Gemi konağında denize atılan silahlar hakkında bilgim yok.Yeşilırmktaki mermi deposunu biliyorum.Mermi doluydu.Onların dahi mermisi tükenmiş ve Rauf hoça tam savaşın kızıştığı günlerden Türkiyeden bir gemi ile mermi getirmişti.
Küçük Kaymaklı nasıl düşmüştü.Onu da sorup öğrenin.Rumun bu savaş hazırlığı 1954 den başlamıştı.Rum Muhafız ordusu EOKA A ve EOKA B oluştu.Yani adamlar tam eğitimli ve techizatlı.Adamlar İngiltere askerine savaş açmışlar.
Lefkede da çok muhbir çıktı.Benim Çevre ve tanıtma derneğinde bir kitabım var.Orada da esir alınmam hakkında bilgi mevcut.Ben tek bir kurşun atmadım.Ben Tabur karargahını ve Hasan Ömer Özgün Sancaktarlığı yeni Karadağda Rahmetli İzet İzet dayının evine taşımış ve muhabere işlemlerini yapmıştık.Savaş bitmiş ve biz 2 saat sonra Hasanla olayı öğrendik.Ben kendimden emin olarak konuşuyorum 400 tam techizatla silahlandıracak silahımız yoktu.Benim de bildiğim Rum askerinin Lefkeye girmesi ve katliam yapılmaması hususunda anlaşma yapılmış.O zamanın Belediye başkanı Enver Kutrafalı,Sancaktar. Komiser, Halil Hoca anlaşmak için gitmişler.
Sancaktar yardımcısı Yüzbaşı Ahmet çiftçi
Bu teslim olayını ‘’Kıbrıs harekatında ilginç olaylar ‘adlı kitabın yazarı Mehmet Remzi Gökhana şöyle anlatıyor;
Elimizdeki mühimmat ile ancak 22 temmuz öğleye kadar dayanabilirdik.

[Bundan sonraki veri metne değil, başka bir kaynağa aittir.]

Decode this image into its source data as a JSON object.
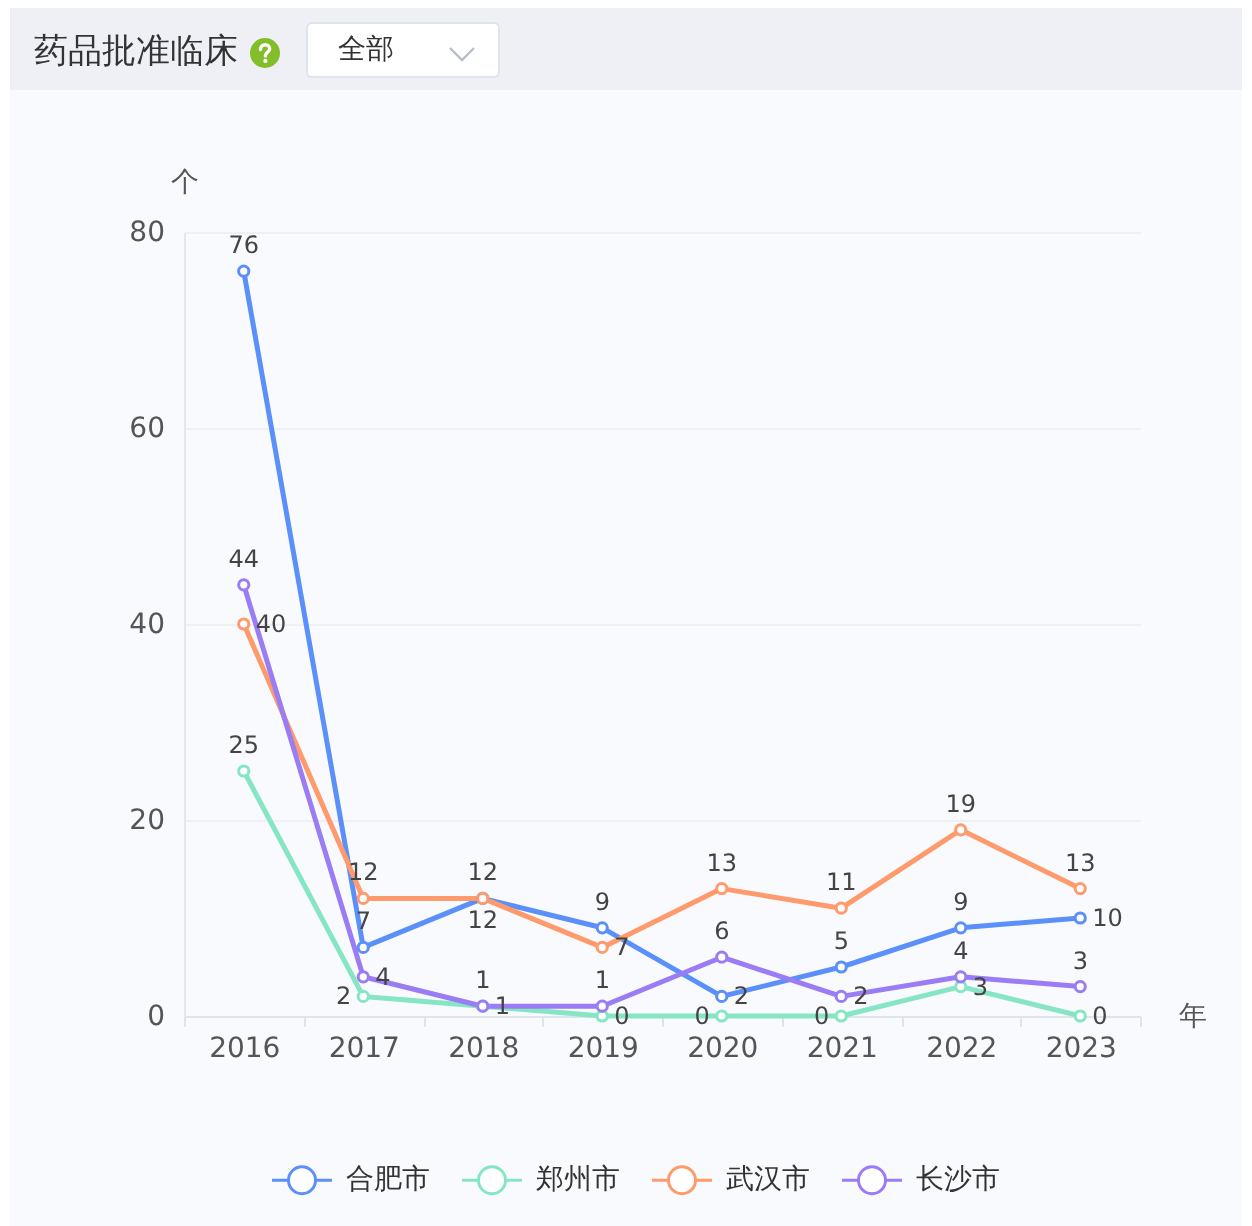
{
  "chart_data": {
    "type": "line",
    "title": "药品批准临床",
    "xlabel": "年",
    "ylabel": "个",
    "annotations": [
      "全部"
    ],
    "categories": [
      "2016",
      "2017",
      "2018",
      "2019",
      "2020",
      "2021",
      "2022",
      "2023"
    ],
    "series": [
      {
        "name": "合肥市",
        "color": "#5b8ff9",
        "values": [
          76,
          7,
          12,
          9,
          2,
          5,
          9,
          10
        ]
      },
      {
        "name": "郑州市",
        "color": "#86e6c4",
        "values": [
          25,
          2,
          1,
          0,
          0,
          0,
          3,
          0
        ]
      },
      {
        "name": "武汉市",
        "color": "#ff9a6c",
        "values": [
          40,
          12,
          12,
          7,
          13,
          11,
          19,
          13
        ]
      },
      {
        "name": "长沙市",
        "color": "#9a7cf4",
        "values": [
          44,
          4,
          1,
          1,
          6,
          2,
          4,
          3
        ]
      }
    ],
    "ylim": [
      0,
      80
    ],
    "yticks": [
      0,
      20,
      40,
      60,
      80
    ],
    "grid": "y",
    "legend": "bottom",
    "marker": "circle",
    "line_style": "solid",
    "data_labels": true
  }
}
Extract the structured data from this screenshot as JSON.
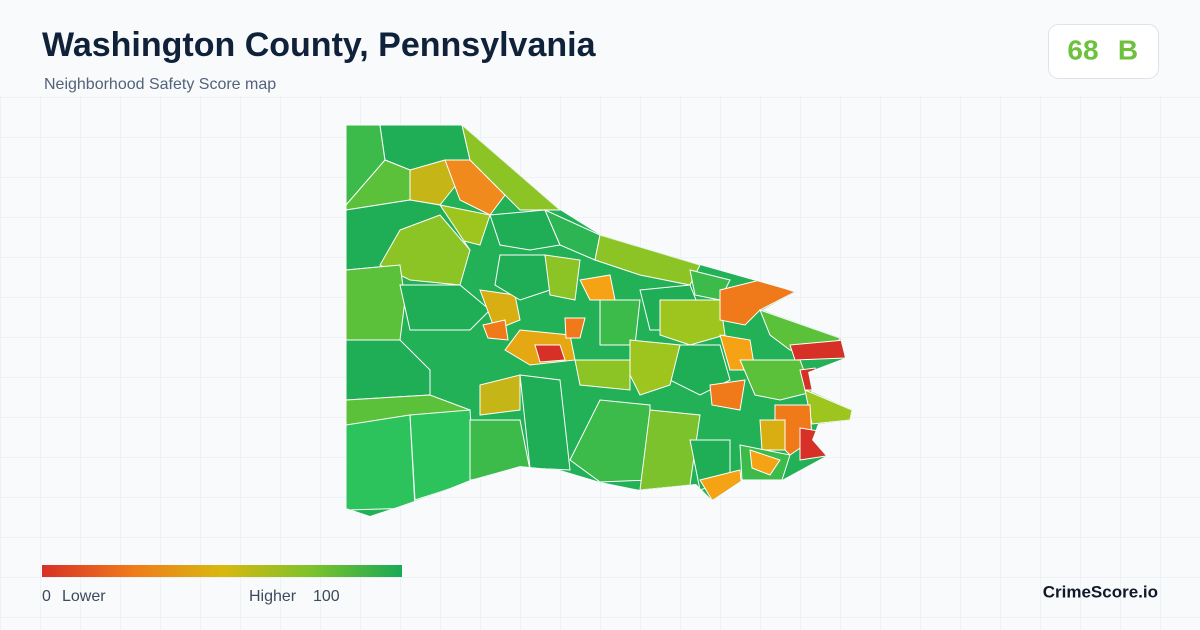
{
  "header": {
    "title": "Washington County, Pennsylvania",
    "subtitle": "Neighborhood Safety Score map"
  },
  "score": {
    "value": 68,
    "grade": "B"
  },
  "legend": {
    "min": 0,
    "min_label": "Lower",
    "max_label": "Higher",
    "max": 100
  },
  "brand": "CrimeScore.io"
}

Direnmemizin iyi bir sonuç doğurmaacağı ve düşmanın katliam yapabileceği gözönüne alınmak süratiyle çevre köylerimizin düşmesi Lefke Konnoz cephesinin düşmesi ve mühimmatın yetersizliği sebepleri ile kasabanın ileri gelenleri ve yöneticilerinin onayı alınarak Barış gücü ve Kızılhaç ekiplerinin nezaretinde Rum bölge komutanı ile müzakere edildi.
Not:Bazı açıklamaların kimler tarafından yapıldığı kitap ve resmi belgelerde yer aldığı için isimleri ile verilecektir.İsimleri verilmeyenler resmi bir kaynakta bu açıklamalarını yapmadıklarındandır.